Hard to believe, isn't it? The next thing the experts are going to say is that huffing airplane glue is harmful to kids as well.

Of course junk food commercials are bad for kids. But I don't blame TV and its corporate sponsors for kids' sugar-addled minds and the obesity epidemic that plagues them. I blame lame-ass parents.

Don't get me wrong. Junk food makers have all the integrity of the tobacco industry. The food industry spent $15 billion last year on advertising and marketing directed at young people. According to the Institute of Medicine's report, junk food companies often use characters that appeal to children such as SpongeBob SquarePants, Spiderman and Scooby-Doo to do their bidding. According to the Centers for Disease Control and Prevention, about 30 percent of children and teenagers in the United States—9.18 million—are obese or on the way. The report also found that food advertising targeted to kids has increased dramatically in the past decade.

Advertising is about selling product and making money. Ensuring that children don't grow up fat, diabetic and couch-bound is just not a priority, nor would I expect ad execs to make it so. At least not until fresh fruit, whole grains and water become big moneymakers. But these multimillion-dollar food companies wouldn't have all those millions if people weren't buying the crap they make. It's not toddlers who load up their shopping carts with Twinkies and Pepsi. It's parents, the same people who let kids sit slack-jawed in front of the TV all day.

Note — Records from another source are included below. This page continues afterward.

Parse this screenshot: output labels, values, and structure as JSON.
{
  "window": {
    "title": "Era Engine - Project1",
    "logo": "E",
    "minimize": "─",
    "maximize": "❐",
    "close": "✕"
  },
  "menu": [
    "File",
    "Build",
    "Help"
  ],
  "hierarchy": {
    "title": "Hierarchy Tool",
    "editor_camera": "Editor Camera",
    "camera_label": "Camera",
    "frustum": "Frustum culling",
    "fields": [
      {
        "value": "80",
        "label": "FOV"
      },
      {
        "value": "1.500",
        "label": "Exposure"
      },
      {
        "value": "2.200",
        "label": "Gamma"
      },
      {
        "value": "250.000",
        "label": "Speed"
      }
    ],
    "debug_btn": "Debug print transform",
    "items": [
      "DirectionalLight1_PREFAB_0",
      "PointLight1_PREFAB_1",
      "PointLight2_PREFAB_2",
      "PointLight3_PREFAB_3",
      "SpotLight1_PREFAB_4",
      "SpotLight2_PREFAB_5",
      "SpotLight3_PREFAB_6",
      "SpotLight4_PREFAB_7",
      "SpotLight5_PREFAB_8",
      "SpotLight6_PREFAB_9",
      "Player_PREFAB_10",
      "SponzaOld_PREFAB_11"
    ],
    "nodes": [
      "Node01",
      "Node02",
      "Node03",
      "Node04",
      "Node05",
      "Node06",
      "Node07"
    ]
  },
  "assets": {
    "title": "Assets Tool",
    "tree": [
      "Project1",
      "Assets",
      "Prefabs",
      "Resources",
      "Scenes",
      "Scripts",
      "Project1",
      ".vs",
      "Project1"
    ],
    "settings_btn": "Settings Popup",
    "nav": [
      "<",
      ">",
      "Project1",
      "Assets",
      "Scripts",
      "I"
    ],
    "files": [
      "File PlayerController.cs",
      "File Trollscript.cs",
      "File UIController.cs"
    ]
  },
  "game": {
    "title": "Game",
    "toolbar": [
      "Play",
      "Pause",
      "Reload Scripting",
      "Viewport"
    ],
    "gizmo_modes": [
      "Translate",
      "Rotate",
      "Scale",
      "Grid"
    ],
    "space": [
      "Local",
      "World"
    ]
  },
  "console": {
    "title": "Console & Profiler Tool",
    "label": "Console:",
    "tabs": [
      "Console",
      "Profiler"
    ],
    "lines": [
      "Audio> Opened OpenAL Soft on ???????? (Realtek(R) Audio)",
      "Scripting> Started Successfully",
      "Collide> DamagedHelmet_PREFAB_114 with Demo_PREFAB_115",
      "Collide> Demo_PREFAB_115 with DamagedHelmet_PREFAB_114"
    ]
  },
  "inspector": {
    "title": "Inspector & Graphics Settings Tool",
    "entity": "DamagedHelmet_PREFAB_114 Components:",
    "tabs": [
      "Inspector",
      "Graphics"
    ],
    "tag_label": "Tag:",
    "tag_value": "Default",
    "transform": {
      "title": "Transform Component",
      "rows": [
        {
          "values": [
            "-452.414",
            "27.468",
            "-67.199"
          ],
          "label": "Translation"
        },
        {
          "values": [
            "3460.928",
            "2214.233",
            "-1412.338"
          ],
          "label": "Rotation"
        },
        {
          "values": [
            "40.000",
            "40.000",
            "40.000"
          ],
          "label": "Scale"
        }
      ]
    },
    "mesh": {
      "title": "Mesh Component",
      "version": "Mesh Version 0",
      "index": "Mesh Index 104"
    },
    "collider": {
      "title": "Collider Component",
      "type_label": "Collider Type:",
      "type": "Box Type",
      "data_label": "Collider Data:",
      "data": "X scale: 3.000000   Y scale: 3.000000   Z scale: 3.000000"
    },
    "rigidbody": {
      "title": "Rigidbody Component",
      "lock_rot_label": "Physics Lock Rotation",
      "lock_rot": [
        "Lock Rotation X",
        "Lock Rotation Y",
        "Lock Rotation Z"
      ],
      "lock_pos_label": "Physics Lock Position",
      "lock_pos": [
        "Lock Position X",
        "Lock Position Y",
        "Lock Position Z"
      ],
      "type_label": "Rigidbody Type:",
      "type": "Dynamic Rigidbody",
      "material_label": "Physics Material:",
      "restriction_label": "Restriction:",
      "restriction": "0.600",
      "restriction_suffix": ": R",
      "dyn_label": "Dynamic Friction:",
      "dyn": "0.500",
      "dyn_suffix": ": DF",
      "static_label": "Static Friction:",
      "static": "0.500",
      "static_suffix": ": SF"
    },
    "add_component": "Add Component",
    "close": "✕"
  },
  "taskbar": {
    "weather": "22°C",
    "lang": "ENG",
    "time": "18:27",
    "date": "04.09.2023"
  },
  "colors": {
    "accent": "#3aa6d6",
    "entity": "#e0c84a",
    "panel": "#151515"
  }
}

My son is only 14 months old, and already I can see TV working its dark magic on him. Colorful, rapid-fire images are irresistible. It's impossible not to watch. I don't have cable and so I don't watch TV, and neither does he, and that includes Baby Frankenstein, I mean Einstein. (But I do watch my share of movies.) I'm not naive enough to think my son will live a TV-free life, nor should he. Hell, I grew up watching Saturday morning cartoons and network TV and I don't think I'm the worse for it. Sure, I could have spent all that time reading but then I would have missed all those Land of the Lost episodes. But it wasn't up to me how much TV I watched or what I ate for dinner. It was up to my mom.

She'd click off the TV when it had been on too long. When it came to food, she didn't just buy the sugary, starchy stuff I asked for. She made sure we ate well and only ate sweets and junk food in moderation. Maybe that's why today I don't have much of a sweet tooth and prefer water over soda pop.

Advertising aimed at children is a powerful force that's becoming more sophisticated and insidious all the time. But as my mom taught me, and I hope to teach my son, parents who give a shit are even more powerful.